Opinion ID: 2639482
Heading Depth: 2
Heading Rank: 3

Heading: sustaining and objection to a question to najee muslim

Text: Muslim's October 27, 1989, statement to the police implicated defendant as the actual killer. Defense counsel sought to prove that Muslim had been threatened with prosecution before making that statement, and thus had a motive to exaggerate defendant's role in the Domino's Pizza killing, both because that would implicitly minimize Muslim's role and because cooperating with the police might gain Muslim the benefit of a favorable plea agreement. Muslim acknowledged that before he talked to the police, they told him that they knew of his involvement with the robbery and said, either you go down with them [the other robbers] and get charged with murder or you can come down and talk with us.

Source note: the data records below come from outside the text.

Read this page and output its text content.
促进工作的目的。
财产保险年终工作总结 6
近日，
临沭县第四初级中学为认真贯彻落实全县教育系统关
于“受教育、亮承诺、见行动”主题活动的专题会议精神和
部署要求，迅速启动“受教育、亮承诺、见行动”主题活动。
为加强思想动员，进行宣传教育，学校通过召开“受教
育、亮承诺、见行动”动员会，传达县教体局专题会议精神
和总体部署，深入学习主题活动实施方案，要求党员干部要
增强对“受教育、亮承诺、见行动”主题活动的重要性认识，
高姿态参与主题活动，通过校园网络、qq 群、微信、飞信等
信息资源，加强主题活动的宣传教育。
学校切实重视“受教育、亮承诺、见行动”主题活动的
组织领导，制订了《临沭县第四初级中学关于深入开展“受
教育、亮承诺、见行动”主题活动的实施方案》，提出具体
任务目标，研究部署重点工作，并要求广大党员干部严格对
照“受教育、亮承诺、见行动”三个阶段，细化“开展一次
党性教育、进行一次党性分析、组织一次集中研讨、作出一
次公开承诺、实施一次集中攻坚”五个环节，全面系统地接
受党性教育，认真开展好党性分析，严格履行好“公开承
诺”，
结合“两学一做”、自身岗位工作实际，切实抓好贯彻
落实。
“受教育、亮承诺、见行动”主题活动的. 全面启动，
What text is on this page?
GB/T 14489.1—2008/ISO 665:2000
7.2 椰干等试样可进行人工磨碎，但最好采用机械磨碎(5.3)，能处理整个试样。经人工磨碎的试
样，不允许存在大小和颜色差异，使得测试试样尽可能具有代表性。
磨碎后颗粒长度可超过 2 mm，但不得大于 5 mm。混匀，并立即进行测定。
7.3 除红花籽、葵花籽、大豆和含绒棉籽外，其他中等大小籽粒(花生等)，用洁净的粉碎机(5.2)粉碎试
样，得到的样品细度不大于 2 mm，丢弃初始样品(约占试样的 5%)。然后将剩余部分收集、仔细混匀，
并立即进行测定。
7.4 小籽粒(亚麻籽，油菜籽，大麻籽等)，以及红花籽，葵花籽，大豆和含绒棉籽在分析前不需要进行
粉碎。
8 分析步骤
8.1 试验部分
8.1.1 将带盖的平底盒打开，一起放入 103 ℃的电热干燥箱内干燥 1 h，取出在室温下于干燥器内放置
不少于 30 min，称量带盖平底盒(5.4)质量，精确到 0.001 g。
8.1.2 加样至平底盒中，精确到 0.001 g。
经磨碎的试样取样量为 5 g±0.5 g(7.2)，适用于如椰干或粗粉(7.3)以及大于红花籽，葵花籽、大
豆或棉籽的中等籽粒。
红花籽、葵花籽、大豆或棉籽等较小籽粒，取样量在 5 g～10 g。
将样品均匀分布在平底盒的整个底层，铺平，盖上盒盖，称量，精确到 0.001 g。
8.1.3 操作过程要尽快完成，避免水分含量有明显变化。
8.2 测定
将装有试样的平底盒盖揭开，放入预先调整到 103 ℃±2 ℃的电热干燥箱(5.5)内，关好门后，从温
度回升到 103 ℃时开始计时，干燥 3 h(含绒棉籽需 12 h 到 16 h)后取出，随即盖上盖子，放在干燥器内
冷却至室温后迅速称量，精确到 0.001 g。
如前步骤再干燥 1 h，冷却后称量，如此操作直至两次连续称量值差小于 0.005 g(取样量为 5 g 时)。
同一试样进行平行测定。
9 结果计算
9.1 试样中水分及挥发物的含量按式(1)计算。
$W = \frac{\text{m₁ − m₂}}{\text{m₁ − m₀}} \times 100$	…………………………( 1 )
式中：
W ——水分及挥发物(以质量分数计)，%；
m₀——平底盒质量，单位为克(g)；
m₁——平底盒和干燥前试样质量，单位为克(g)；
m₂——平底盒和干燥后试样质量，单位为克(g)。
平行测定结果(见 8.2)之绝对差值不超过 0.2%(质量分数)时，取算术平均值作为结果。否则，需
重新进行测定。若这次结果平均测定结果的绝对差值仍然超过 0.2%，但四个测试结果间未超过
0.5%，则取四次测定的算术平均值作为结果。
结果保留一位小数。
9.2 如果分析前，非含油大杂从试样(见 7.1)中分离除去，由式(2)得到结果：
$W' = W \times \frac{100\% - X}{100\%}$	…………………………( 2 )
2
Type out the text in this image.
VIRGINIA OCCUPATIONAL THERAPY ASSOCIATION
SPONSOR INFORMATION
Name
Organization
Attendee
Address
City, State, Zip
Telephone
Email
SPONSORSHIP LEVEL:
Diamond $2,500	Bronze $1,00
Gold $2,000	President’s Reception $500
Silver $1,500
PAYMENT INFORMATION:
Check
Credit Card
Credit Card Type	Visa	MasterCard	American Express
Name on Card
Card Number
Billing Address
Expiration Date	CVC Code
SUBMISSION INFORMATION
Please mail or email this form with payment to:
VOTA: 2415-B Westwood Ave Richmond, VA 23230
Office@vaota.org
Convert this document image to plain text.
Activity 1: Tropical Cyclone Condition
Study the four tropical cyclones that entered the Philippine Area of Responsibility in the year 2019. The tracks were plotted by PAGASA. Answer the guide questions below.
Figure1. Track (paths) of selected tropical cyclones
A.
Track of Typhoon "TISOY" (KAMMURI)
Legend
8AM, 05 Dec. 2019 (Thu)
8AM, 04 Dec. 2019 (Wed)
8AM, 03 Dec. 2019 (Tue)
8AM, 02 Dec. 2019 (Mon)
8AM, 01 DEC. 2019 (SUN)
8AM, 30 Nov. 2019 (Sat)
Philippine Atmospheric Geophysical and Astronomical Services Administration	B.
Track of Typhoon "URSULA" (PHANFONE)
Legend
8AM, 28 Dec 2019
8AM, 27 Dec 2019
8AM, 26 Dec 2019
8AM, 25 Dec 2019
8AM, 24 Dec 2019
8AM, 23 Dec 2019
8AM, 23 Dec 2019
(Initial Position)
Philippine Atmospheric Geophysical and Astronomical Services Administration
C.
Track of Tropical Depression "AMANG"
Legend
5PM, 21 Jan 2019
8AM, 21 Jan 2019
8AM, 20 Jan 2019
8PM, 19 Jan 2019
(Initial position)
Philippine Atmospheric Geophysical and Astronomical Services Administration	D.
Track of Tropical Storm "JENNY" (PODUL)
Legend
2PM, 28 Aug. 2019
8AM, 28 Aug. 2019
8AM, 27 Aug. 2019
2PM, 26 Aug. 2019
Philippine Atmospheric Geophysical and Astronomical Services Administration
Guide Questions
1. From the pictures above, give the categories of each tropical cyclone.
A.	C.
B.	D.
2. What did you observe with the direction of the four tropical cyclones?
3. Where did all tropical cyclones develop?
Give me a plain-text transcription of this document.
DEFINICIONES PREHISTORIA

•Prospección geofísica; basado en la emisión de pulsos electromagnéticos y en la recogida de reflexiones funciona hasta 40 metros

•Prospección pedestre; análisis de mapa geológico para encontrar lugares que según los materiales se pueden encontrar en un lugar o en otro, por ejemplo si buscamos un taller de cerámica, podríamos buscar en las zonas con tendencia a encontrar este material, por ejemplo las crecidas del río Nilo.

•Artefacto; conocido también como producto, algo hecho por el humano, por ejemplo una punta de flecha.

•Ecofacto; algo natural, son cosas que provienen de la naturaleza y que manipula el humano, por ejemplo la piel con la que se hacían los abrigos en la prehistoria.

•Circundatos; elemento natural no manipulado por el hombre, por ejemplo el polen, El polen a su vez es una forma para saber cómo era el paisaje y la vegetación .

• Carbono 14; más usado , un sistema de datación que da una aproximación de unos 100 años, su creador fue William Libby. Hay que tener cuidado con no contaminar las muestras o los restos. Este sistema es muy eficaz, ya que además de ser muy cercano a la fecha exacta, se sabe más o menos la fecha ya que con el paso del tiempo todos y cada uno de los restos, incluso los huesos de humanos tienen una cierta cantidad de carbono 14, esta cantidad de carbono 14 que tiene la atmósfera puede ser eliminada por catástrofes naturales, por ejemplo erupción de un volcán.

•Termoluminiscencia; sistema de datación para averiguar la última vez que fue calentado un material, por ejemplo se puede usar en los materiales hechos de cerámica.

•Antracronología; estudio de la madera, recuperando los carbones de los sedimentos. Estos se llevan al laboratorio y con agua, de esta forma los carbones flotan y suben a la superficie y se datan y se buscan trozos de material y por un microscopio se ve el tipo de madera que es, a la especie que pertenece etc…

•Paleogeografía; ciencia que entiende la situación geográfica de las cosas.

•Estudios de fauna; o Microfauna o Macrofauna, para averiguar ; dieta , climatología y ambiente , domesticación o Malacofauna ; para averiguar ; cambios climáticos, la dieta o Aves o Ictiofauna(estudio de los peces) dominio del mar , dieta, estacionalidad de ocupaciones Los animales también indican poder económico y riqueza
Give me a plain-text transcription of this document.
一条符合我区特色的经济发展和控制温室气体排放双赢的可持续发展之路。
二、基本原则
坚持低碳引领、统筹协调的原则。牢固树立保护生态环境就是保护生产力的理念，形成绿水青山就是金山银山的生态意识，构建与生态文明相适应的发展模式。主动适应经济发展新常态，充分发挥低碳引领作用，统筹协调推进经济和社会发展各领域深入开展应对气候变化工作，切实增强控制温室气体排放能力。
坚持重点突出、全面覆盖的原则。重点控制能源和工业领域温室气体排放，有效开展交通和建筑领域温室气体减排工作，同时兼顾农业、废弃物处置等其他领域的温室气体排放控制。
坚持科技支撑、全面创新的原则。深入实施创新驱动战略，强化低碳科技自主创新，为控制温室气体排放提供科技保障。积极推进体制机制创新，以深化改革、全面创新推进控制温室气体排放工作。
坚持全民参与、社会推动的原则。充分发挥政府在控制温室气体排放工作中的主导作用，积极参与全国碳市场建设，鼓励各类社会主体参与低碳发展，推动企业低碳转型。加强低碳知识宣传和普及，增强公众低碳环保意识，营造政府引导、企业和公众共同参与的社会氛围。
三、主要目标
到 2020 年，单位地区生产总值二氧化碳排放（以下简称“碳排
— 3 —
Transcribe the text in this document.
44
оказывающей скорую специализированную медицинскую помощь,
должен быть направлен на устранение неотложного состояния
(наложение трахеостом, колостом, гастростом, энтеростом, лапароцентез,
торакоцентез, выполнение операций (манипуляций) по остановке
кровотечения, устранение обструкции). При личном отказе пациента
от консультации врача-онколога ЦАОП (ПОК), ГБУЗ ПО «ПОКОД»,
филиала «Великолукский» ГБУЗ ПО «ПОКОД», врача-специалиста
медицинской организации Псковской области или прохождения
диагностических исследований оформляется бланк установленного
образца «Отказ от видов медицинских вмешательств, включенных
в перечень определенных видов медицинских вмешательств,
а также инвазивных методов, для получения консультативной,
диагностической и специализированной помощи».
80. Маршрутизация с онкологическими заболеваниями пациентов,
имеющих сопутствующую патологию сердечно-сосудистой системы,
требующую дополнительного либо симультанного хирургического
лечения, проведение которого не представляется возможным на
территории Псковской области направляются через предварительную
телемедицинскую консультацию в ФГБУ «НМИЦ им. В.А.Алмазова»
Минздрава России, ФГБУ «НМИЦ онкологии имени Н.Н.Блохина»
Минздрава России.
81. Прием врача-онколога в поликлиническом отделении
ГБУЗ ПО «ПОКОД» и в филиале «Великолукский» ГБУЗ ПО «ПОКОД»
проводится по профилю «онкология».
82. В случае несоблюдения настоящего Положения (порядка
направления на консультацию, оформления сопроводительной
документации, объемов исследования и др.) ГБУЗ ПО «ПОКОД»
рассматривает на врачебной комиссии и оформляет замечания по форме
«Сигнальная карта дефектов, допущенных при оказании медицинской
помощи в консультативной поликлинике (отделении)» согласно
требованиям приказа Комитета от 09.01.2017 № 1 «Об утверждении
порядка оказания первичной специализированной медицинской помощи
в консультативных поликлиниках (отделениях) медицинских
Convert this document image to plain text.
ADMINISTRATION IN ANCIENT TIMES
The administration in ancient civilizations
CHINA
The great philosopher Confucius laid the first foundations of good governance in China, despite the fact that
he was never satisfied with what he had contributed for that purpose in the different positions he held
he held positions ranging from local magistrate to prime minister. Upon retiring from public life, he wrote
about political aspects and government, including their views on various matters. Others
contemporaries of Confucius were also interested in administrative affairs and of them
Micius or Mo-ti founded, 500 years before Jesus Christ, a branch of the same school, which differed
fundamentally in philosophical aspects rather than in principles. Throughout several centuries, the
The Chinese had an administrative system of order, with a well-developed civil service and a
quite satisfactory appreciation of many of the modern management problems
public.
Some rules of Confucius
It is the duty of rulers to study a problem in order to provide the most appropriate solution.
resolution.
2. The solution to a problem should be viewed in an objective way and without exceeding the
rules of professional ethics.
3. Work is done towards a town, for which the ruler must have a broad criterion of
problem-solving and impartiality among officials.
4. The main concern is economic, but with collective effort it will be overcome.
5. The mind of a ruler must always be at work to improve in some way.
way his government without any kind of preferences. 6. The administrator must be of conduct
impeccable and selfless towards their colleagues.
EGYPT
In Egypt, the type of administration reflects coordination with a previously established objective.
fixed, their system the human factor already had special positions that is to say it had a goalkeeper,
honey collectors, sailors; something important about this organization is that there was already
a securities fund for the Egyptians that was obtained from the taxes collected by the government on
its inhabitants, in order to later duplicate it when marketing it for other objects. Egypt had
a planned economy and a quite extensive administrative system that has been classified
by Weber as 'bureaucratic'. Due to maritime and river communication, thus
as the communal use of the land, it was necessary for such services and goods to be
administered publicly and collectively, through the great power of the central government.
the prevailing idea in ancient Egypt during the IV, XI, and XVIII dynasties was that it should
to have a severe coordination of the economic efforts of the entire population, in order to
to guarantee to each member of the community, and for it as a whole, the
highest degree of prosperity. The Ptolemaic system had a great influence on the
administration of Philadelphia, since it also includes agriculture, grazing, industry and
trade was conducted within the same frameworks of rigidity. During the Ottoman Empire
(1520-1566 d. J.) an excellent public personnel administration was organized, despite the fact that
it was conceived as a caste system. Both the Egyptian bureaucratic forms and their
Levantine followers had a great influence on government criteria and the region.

Defense counsel then asked Muslim whether the police had accused him of being the shooter. The prosecutor objected that the question had been asked and answered, and the trial court sustained the objection. In view of defendant's lengthy cross-examination of Muslim, it is understandable that the prosecutor and judge may have thought Muslim had already been asked about accusations that he was the shooter. But a review of the record shows the question had not been asked. The accusation of murder is not the same as an accusation of being the shooter; the latter is more serious, because in a felony-murder setting the actual killer is more likely to receive a death sentence. Thus the trial court erred in sustaining the objection on the ground that the question had been asked and answered. Defendant does not claim that this error standing alone is prejudicial; we consider cumulative prejudice in part VI.L., post.